Rwanda's and Ishimwe's next WT20Is were during the ICC Women's Qualifier Africa in Harare, Zimbabwe, in May 2019. In Rwanda's first match of that tournament, against Nigeria, Ishimwe top scored with 27 in 21 balls; she was awarded player of the match, which her team won by 37 runs. Three days later, against Mozambique, she again top scored for her team, with 48 in 40 balls; Rwanda won that match by just one wicket with only three balls remaining, and Ishimwe was player of the match for the second time in a row. In Rwanda's fourth match, against Tanzania, she top scored for her team yet again, with 21 runs in 17 balls, and took 2/20, but Tanzania won the match by 38 runs.

In June 2019, Ishimwe took the field for Rwanda in the annual Kwibuka Women's T20 Tournament, in Kigali, Rwanda. Her best performance in that tournament was during Rwanda's match against Tanzania, in which she took 2/25 and was involved in running out two Tanzanian batters, but again Tanzania won the match, this time by 14 runs. In September 2019, Ishimwe played in a bilateral tour of Rwanda by Nigeria. Her best performance in that series was 44 from 45 balls in the fourth match, but although that was the top score for the match, Nigeria emerged as the winner, by just one run.

===2021–present===
Following a lengthy hiatus during the COVID-19 pandemic, Rwanda and Ishimwe resumed their participation in international cricket in June 2021, when Rwanda again hosted the Kwibuka Women's T20 Tournament. On 9 June 2021, in the team's match against Nigeria, Ishimwe starred with 24 in 23 balls and 2/5, and again was presented with the player of the match award.

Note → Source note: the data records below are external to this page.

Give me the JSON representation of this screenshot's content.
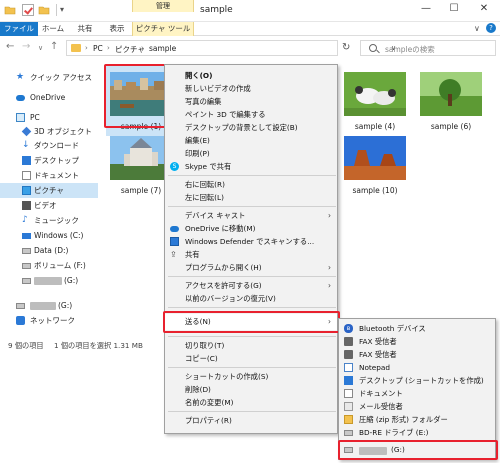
{
  "window": {
    "title": "sample",
    "context_tab_header": "管理",
    "controls": {
      "minimize": "—",
      "maximize": "☐",
      "close": "✕"
    },
    "quick_access": {
      "dropdown": "▾"
    }
  },
  "ribbon": {
    "tabs": [
      {
        "label": "ファイル"
      },
      {
        "label": "ホーム"
      },
      {
        "label": "共有"
      },
      {
        "label": "表示"
      },
      {
        "label": "ピクチャ ツール"
      }
    ],
    "expand": "∨",
    "help": "?"
  },
  "address": {
    "back": "←",
    "forward": "→",
    "recent": "∨",
    "up": "↑",
    "crumbs": [
      "PC",
      "ピクチャ",
      "sample"
    ],
    "separator": "›",
    "dropdown": "∨",
    "refresh": "↻",
    "search_placeholder": "sampleの検索"
  },
  "sidebar": {
    "items": [
      {
        "label": "クイック アクセス",
        "icon": "star-icon"
      },
      {
        "label": "OneDrive",
        "icon": "cloud-icon"
      },
      {
        "label": "PC",
        "icon": "pc-icon"
      },
      {
        "label": "3D オブジェクト",
        "icon": "cube-icon"
      },
      {
        "label": "ダウンロード",
        "icon": "download-icon"
      },
      {
        "label": "デスクトップ",
        "icon": "desktop-icon"
      },
      {
        "label": "ドキュメント",
        "icon": "document-icon"
      },
      {
        "label": "ピクチャ",
        "icon": "pictures-icon"
      },
      {
        "label": "ビデオ",
        "icon": "video-icon"
      },
      {
        "label": "ミュージック",
        "icon": "music-icon"
      },
      {
        "label": "Windows (C:)",
        "icon": "windows-drive-icon"
      },
      {
        "label": "Data (D:)",
        "icon": "drive-icon"
      },
      {
        "label": "ボリューム (F:)",
        "icon": "drive-icon"
      },
      {
        "label": "(G:)",
        "icon": "drive-icon"
      },
      {
        "label": "(G:)",
        "icon": "drive-icon"
      },
      {
        "label": "ネットワーク",
        "icon": "network-icon"
      }
    ],
    "glyphs": {
      "star": "★",
      "download": "↓",
      "music": "♪"
    }
  },
  "files": [
    {
      "label": "sample (1)"
    },
    {
      "label": "sample (4)"
    },
    {
      "label": "sample (6)"
    },
    {
      "label": "sample (7)"
    },
    {
      "label": "sample (10)"
    }
  ],
  "status": {
    "count": "9 個の項目",
    "selection": "1 個の項目を選択  1.31 MB"
  },
  "context_menu": {
    "items": [
      {
        "label": "開く(O)"
      },
      {
        "label": "新しいビデオの作成"
      },
      {
        "label": "写真の編集"
      },
      {
        "label": "ペイント 3D で編集する"
      },
      {
        "label": "デスクトップの背景として設定(B)"
      },
      {
        "label": "編集(E)"
      },
      {
        "label": "印刷(P)"
      },
      {
        "label": "Skype で共有"
      },
      {
        "label": "右に回転(R)"
      },
      {
        "label": "左に回転(L)"
      },
      {
        "label": "デバイス キャスト"
      },
      {
        "label": "OneDrive に移動(M)"
      },
      {
        "label": "Windows Defender でスキャンする..."
      },
      {
        "label": "共有"
      },
      {
        "label": "プログラムから開く(H)"
      },
      {
        "label": "アクセスを許可する(G)"
      },
      {
        "label": "以前のバージョンの復元(V)"
      },
      {
        "label": "送る(N)"
      },
      {
        "label": "切り取り(T)"
      },
      {
        "label": "コピー(C)"
      },
      {
        "label": "ショートカットの作成(S)"
      },
      {
        "label": "削除(D)"
      },
      {
        "label": "名前の変更(M)"
      },
      {
        "label": "プロパティ(R)"
      }
    ],
    "submenu_arrow": "›",
    "glyphs": {
      "skype": "S",
      "share": "⇪"
    }
  },
  "send_to_menu": {
    "items": [
      {
        "label": "Bluetooth デバイス"
      },
      {
        "label": "FAX 受信者"
      },
      {
        "label": "FAX 受信者"
      },
      {
        "label": "Notepad"
      },
      {
        "label": "デスクトップ (ショートカットを作成)"
      },
      {
        "label": "ドキュメント"
      },
      {
        "label": "メール受信者"
      },
      {
        "label": "圧縮 (zip 形式) フォルダー"
      },
      {
        "label": "BD-RE ドライブ (E:)"
      },
      {
        "label": "(G:)"
      }
    ],
    "glyphs": {
      "bluetooth": "ʙ"
    }
  },
  "colors": {
    "accent": "#1979ca",
    "selection": "#cce4f7",
    "highlight_frame": "#e8212e",
    "context_tab": "#fff4c4"
  }
}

Rwanda won the match by 6 runs. The following day, against Kenya, Ishimwe achieved her best bowling figures of the tournament, with 3/22, but Kenya won the match, by 25 runs. Rwanda finished the tournament in third place, and Ishimwe was named in the team of the tournament.

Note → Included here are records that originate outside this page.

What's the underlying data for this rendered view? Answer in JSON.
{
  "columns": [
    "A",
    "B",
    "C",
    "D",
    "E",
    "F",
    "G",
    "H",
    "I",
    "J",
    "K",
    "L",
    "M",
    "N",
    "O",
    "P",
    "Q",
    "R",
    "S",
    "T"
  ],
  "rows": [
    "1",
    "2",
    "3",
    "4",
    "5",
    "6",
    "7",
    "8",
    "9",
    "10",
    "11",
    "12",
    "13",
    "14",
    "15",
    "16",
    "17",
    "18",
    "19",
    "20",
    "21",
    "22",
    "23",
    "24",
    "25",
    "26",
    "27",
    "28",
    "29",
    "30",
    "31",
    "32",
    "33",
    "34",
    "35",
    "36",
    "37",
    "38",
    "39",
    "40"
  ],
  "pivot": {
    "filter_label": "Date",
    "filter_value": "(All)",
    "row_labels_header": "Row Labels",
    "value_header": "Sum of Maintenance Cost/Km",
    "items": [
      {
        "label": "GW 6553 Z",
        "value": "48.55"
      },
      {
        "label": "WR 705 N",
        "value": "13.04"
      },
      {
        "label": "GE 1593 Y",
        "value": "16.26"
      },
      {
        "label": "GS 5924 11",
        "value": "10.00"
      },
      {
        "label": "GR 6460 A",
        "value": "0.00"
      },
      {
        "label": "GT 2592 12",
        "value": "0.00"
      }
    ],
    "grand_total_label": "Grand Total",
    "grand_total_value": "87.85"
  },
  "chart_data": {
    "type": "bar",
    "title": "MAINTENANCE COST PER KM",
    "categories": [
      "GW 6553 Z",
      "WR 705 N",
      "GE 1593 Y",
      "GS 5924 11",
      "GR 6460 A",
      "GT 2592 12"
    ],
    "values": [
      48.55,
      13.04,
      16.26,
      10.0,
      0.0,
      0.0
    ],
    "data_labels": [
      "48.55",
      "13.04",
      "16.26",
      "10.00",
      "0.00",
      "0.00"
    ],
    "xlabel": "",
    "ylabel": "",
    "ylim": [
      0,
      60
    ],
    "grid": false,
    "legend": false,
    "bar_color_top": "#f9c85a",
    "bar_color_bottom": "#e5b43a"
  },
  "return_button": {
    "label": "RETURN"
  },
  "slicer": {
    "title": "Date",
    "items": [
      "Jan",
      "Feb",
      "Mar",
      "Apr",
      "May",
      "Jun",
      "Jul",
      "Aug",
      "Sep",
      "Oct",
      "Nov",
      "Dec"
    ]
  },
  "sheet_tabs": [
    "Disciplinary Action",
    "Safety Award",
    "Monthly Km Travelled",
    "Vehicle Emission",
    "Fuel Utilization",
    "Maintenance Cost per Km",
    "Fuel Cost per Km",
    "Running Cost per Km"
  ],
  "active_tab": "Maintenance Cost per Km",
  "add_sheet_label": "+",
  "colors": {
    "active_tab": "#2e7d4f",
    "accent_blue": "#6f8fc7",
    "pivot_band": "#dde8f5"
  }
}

The second and final tournament contested by Rwanda in 2021 was the ICC Women's T20 World Cup Africa Qualifier, held in Gaborone, Botswana. Ishimwe's best bowling performance in that tournament was on 12 September 2021, in a match against Eswatini in which her figures were 3/2. Rwanda won that match by 185 runs. Two days later, against Botswana, Ishimwe took 2/11, top scored for her team with 19 runs, and was awarded player of the match, which Rwanda won by three wickets. Rwanda finished the tournament in third place in Group A.

In March/April 2022, Rwanda and Ishimwe contested their first tournament for that year, the 2022 Nigeria Invitational Women's T20I Tournament, held in Lagos. Ishimwe's best performance in the tournament was in Rwanda's match against Gambia, in which she top scored with 23*. Rwanda won that match by 10 wickets, and finished second in the tournament.

Meanwhile, in February 2022, Ishimwe was recruited to play in the privately run 2022 FairBreak Invitational T20 in Dubai, United Arab Emirates. She was allocated to the Barmy Army team. In Barmy Army's first match, against Spirit on 5 May 2022, she caused a sensation, by bowling Spirit captain and recent World Cup winner Nicola Carey with her first ball of the tournament, and, later, by participating in a "wily run-out" of Thai player Nattaya Boochatham. The following day, against Falcons, she deflected a caught and bowled chance from another World Cup winner, Danni Wyatt, into another run-out, of the non-striker, Sri Lanka captain Chamari Athapaththu, who had scored an unbeaten century in Falcons' first match.